La ratio di queste esenzioni va esclusivamente ravvisata nell’impossibilità di sospendere l’esercizio di funzioni indefettibili negli equilibri costituzionali.
Queste ultime costituiscono una categoria più ristretta di quella di “pubblico servizio” o di “servizio di pubblica necessità”, tanto che gli articoli 15, comma 1, lett. a) e 45, comma 3, d.lgs. 231/2001 disciplinano proprio l’applicazione di misure cautelari in questi casi, trattandosi di conciliare le esigenze cautelari connesse al pericolo di reiterazione nell’illecito e quelle di garantire la continuità del servizio pubblico.
Per ente pubblico “non economico” deve intendersi solo quell’ente che non eserciti un’attività svolta secondo criteri di “economicità” fondati sulla tendenziale copertura dei costi di gestione con i ricavi.
In questo quadro, indipendentemente dall’eventuale partecipazione pubblica o dal trasferimento di funzioni proprie di un ente territoriale (ad esempio, lo smaltimento dei rifiuti), l’ente costituito nella forma di società per azioni svolge, per definizione, attività economiche o d’impresa, stante la stessa definizione che di società dà il codice civile (art. 2247 c.c.) fondata, per l’appunto, sull’“esercizio in comune di un’attività economica allo scopo di dividerne gli utili”.
Quanto alla esenzione degli enti che svolgono funzioni di rilievo costituzionale, con essi non devono intendersi tutti quegli enti la cui attività è idonea a garantire, o comunque ad incidere, sia pure in via indiretta, su interessi diffusi costituzionalmente garantiti (come la salute, l’ambiente, l’informazione, la sicurezza sul lavoro), bensì solo gli enti che abbiano essi stessi rilevanza costituzionale essendo quantomeno menzionati nella Costituzione con riguardo alla loro istituzione, composizione o alle loro funzioni (si pensi, ad esempio, agli organi costituzionali, ai partiti o alle organizzazioni sindacali): quello che conta sono cioè le funzioni svolte dall’ente e non i valori o interessi che con esse si vogliono, direttamente o indirettamente, tutelare.

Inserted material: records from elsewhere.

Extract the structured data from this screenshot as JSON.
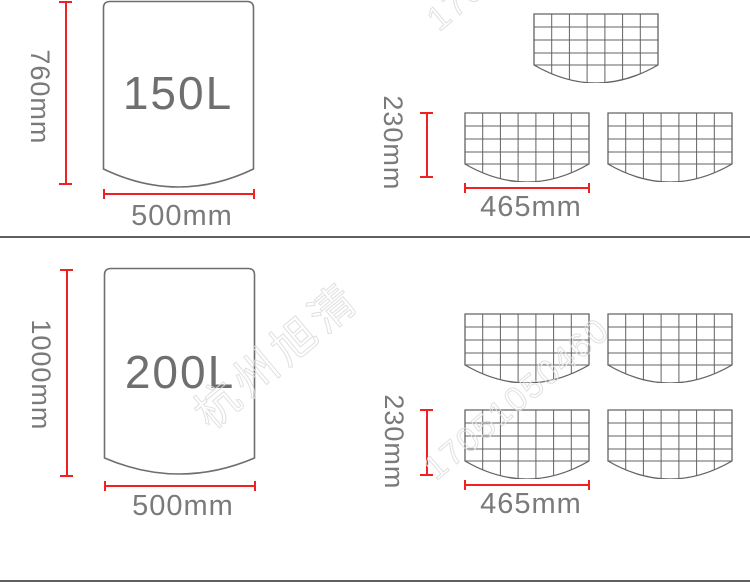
{
  "top_section": {
    "container": {
      "volume": "150L",
      "height_dim": "760mm",
      "width_dim": "500mm"
    },
    "grid_panels": {
      "height_dim": "230mm",
      "width_dim": "465mm"
    }
  },
  "bottom_section": {
    "container": {
      "volume": "200L",
      "height_dim": "1000mm",
      "width_dim": "500mm"
    },
    "grid_panels": {
      "height_dim": "230mm",
      "width_dim": "465mm"
    }
  },
  "watermark": {
    "brand": "杭州旭清",
    "phone": "17051050460"
  },
  "colors": {
    "dimension_red": "#f02121",
    "shape_gray": "#6e6e6e",
    "grid_gray": "#636363",
    "text_gray": "#7a7a7a",
    "divider_gray": "#606060",
    "watermark_gray": "#dddddd"
  }
}
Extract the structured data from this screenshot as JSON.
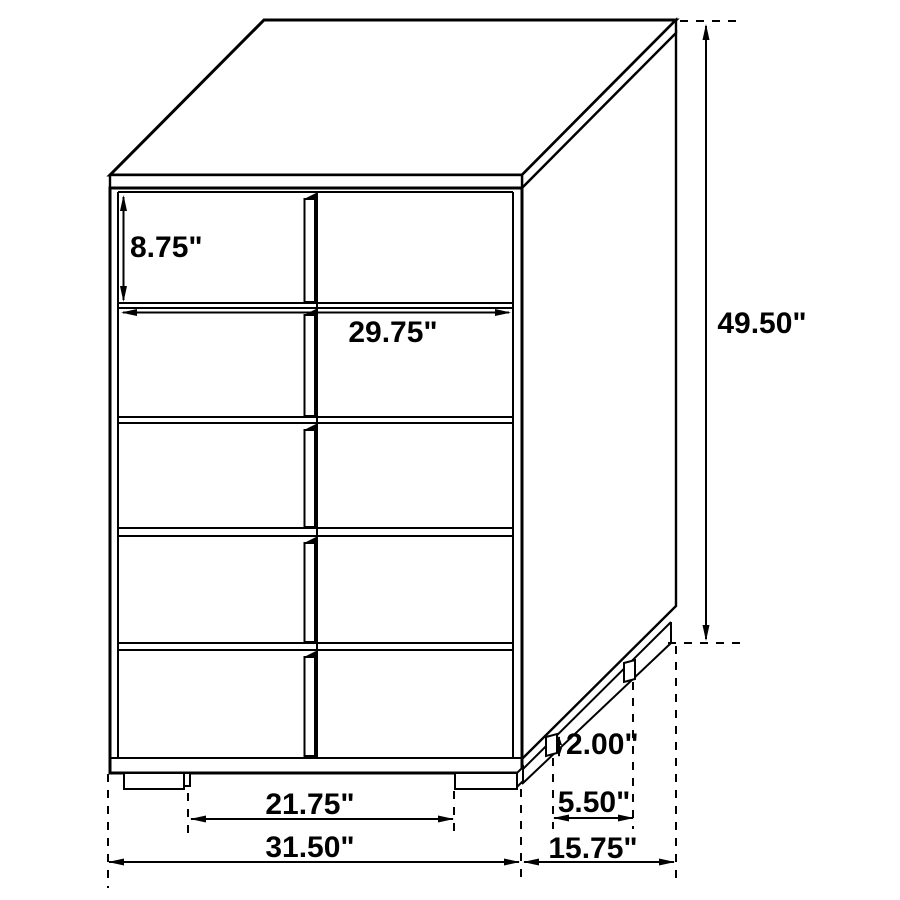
{
  "colors": {
    "line": "#000000",
    "background": "#ffffff",
    "text": "#000000"
  },
  "drawing": {
    "subject": "chest of drawers",
    "drawer_rows": 5,
    "view": "three-quarter line drawing"
  },
  "dimensions": {
    "top_drawer_height": "8.75\"",
    "drawer_width": "29.75\"",
    "overall_height": "49.50\"",
    "foot_height": "2.00\"",
    "side_foot_spacing": "5.50\"",
    "front_foot_spacing": "21.75\"",
    "overall_width": "31.50\"",
    "overall_depth": "15.75\""
  }
}
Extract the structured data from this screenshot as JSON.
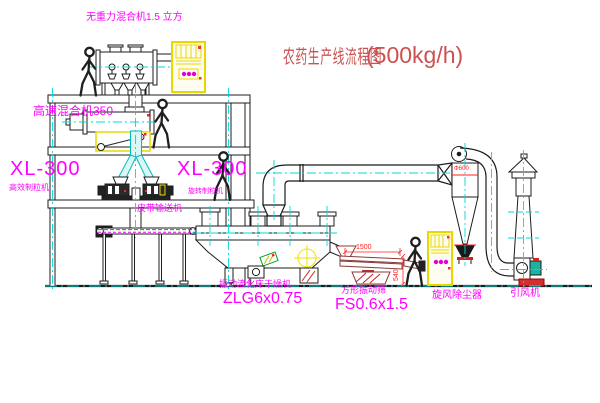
{
  "title": {
    "text": "农药生产线流程图",
    "capacity": "(500kg/h)"
  },
  "labels": {
    "gravity_mixer": "无重力混合机1.5 立方",
    "high_speed_mixer": "高速混合机350",
    "granulator_left_model": "XL-300",
    "granulator_left_name": "高效制粒机",
    "granulator_right_model": "XL-300",
    "granulator_right_name": "旋转制粒机",
    "belt_conveyor": "皮带输送机",
    "dryer_name": "振动流化床干燥机",
    "dryer_model": "ZLG6x0.75",
    "sieve_name": "方形振动筛",
    "sieve_model": "FS0.6x1.5",
    "cyclone": "旋风除尘器",
    "fan": "引风机"
  },
  "dimensions": {
    "sieve_length": "1500",
    "sieve_height": "540",
    "cyclone_inlet": "Φ600"
  },
  "colors": {
    "label_magenta": "#ff00ff",
    "title_red": "#cc5252",
    "dimension_red": "#ff2222",
    "centerline_cyan": "#00d8d8",
    "cabinet_yellow": "#f2e400",
    "line_dark": "#1c1c1c"
  }
}
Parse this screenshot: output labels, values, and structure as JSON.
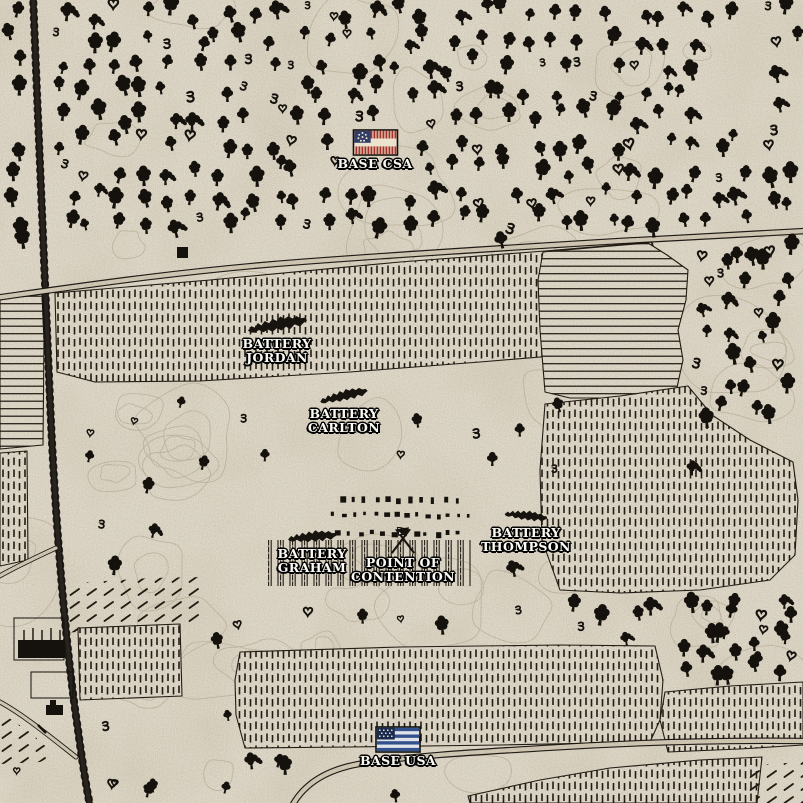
{
  "colors": {
    "paper": "#e8e1d0",
    "ink": "#17130e",
    "contour": "#c7bca5",
    "field_ink": "#241e15",
    "road_fill": "#dbd2bd",
    "stain": "#b9a888",
    "label_text": "#fbfaf4",
    "label_outline": "#000000",
    "csa_flag": {
      "canton": "#323e68",
      "stripe_hatch": "#a23128",
      "stripe_light": "#ece3cf",
      "stars": "#f0ead9"
    },
    "usa_flag": {
      "canton": "#1c2a4c",
      "stripe_dark": "#31508c",
      "stripe_light": "#dfe3e9",
      "stars": "#e8ecf2"
    }
  },
  "markers": {
    "base_csa": {
      "label": "BASE CSA",
      "icon": "csa-flag"
    },
    "battery_jordan": {
      "line1": "BATTERY",
      "line2": "JORDAN",
      "icon": "battery"
    },
    "battery_carlton": {
      "line1": "BATTERY",
      "line2": "CARLTON",
      "icon": "battery"
    },
    "battery_graham": {
      "line1": "BATTERY",
      "line2": "GRAHAM",
      "icon": "battery"
    },
    "battery_thompson": {
      "line1": "BATTERY",
      "line2": "THOMPSON",
      "icon": "battery"
    },
    "point_of_contention": {
      "line1": "POINT OF",
      "line2": "CONTENTION",
      "icon": "crossed-flags"
    },
    "base_usa": {
      "label": "BASE USA",
      "icon": "usa-flag"
    }
  }
}
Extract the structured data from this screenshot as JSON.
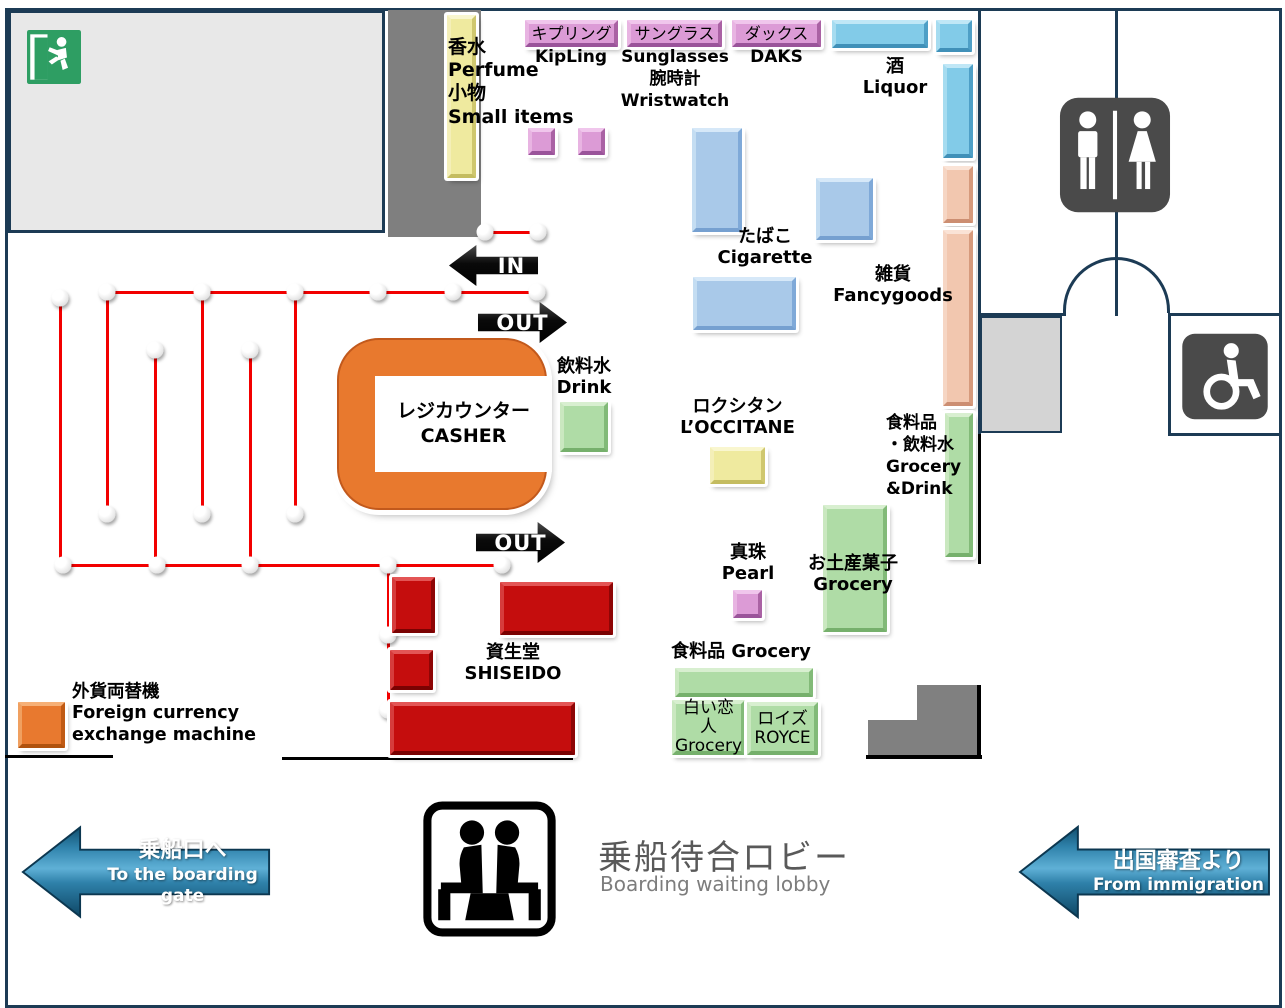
{
  "title": "Duty-free shop floor map — boarding waiting lobby",
  "shops": {
    "perfume": {
      "l1": "香水",
      "l2": "Perfume",
      "l3": "小物",
      "l4": "Small items"
    },
    "kipling": {
      "jp": "キプリング",
      "en": "KipLing"
    },
    "sunglasses": {
      "jp": "サングラス",
      "en": "Sunglasses",
      "jp2": "腕時計",
      "en2": "Wristwatch"
    },
    "daks": {
      "jp": "ダックス",
      "en": "DAKS"
    },
    "liquor": {
      "jp": "酒",
      "en": "Liquor"
    },
    "cigarette": {
      "jp": "たばこ",
      "en": "Cigarette"
    },
    "fancygoods": {
      "jp": "雑貨",
      "en": "Fancygoods"
    },
    "grocery_drink": {
      "l1": "食料品",
      "l2": "・飲料水",
      "l3": "Grocery",
      "l4": "&Drink"
    },
    "drink": {
      "jp": "飲料水",
      "en": "Drink"
    },
    "casher": {
      "jp": "レジカウンター",
      "en": "CASHER"
    },
    "loccitane": {
      "jp": "ロクシタン",
      "en": "L’OCCITANE"
    },
    "pearl": {
      "jp": "真珠",
      "en": "Pearl"
    },
    "souvenir": {
      "jp": "お土産菓子",
      "en": "Grocery"
    },
    "grocery": {
      "line": "食料品 Grocery"
    },
    "shiroi_koibito": {
      "jp": "白い恋人",
      "en": "Grocery"
    },
    "royce": {
      "jp": "ロイズ",
      "en": "ROYCE"
    },
    "shiseido": {
      "jp": "資生堂",
      "en": "SHISEIDO"
    },
    "exchange": {
      "l1": "外貨両替機",
      "l2": "Foreign currency",
      "l3": "exchange machine"
    }
  },
  "arrows": {
    "in": "IN",
    "out_upper": "OUT",
    "out_lower": "OUT"
  },
  "wayfinding": {
    "boarding": {
      "jp": "乗船口へ",
      "en": "To the boarding gate"
    },
    "immigration": {
      "jp": "出国審査より",
      "en": "From immigration"
    },
    "lobby": {
      "jp": "乗船待合ロビー",
      "en": "Boarding waiting lobby"
    }
  },
  "icons": {
    "exit": "emergency-exit",
    "restroom": "restroom-men-women",
    "wheelchair": "wheelchair-accessible",
    "lobby": "waiting-seats"
  },
  "colors": {
    "wall_navy": "#1c3b55",
    "queue_red": "#f20000",
    "casher_orange": "#e8792e",
    "exit_green": "#2e9e63",
    "sign_gray": "#4a4a4a",
    "arrow_blue": "#4fa8d2",
    "block_pink": "#dc9bd6",
    "block_skyblue": "#82cbe8",
    "block_blue": "#a9c9e9",
    "block_salmon": "#f2c7af",
    "block_green": "#afdca6",
    "block_yellow": "#efea9f",
    "block_red": "#c50d0d",
    "room_gray": "#e8e8e8",
    "column_gray": "#7f7f7f",
    "lobby_text_gray": "#595959"
  }
}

Ne deriva che, come affermato dalla più recente giurisprudenza, sulla base dell’art. 1, d.lgs. 231/2001 devono ritenersi senz’altro soggette alla responsabilità ivi prevista anche le strutture ospedaliere costituita nella forma di società per azioni “miste” (ossia con capitale sia pubblico che privato) (Cass., Sez. II, 21.07.2010 n. 28699) e le medesime società per azioni che svolgano funzioni pubbliche proprie degli enti territoriali, come lo smaltimento dei rifiuti (Cass., Sez. II, 26.10.2010, n. 234).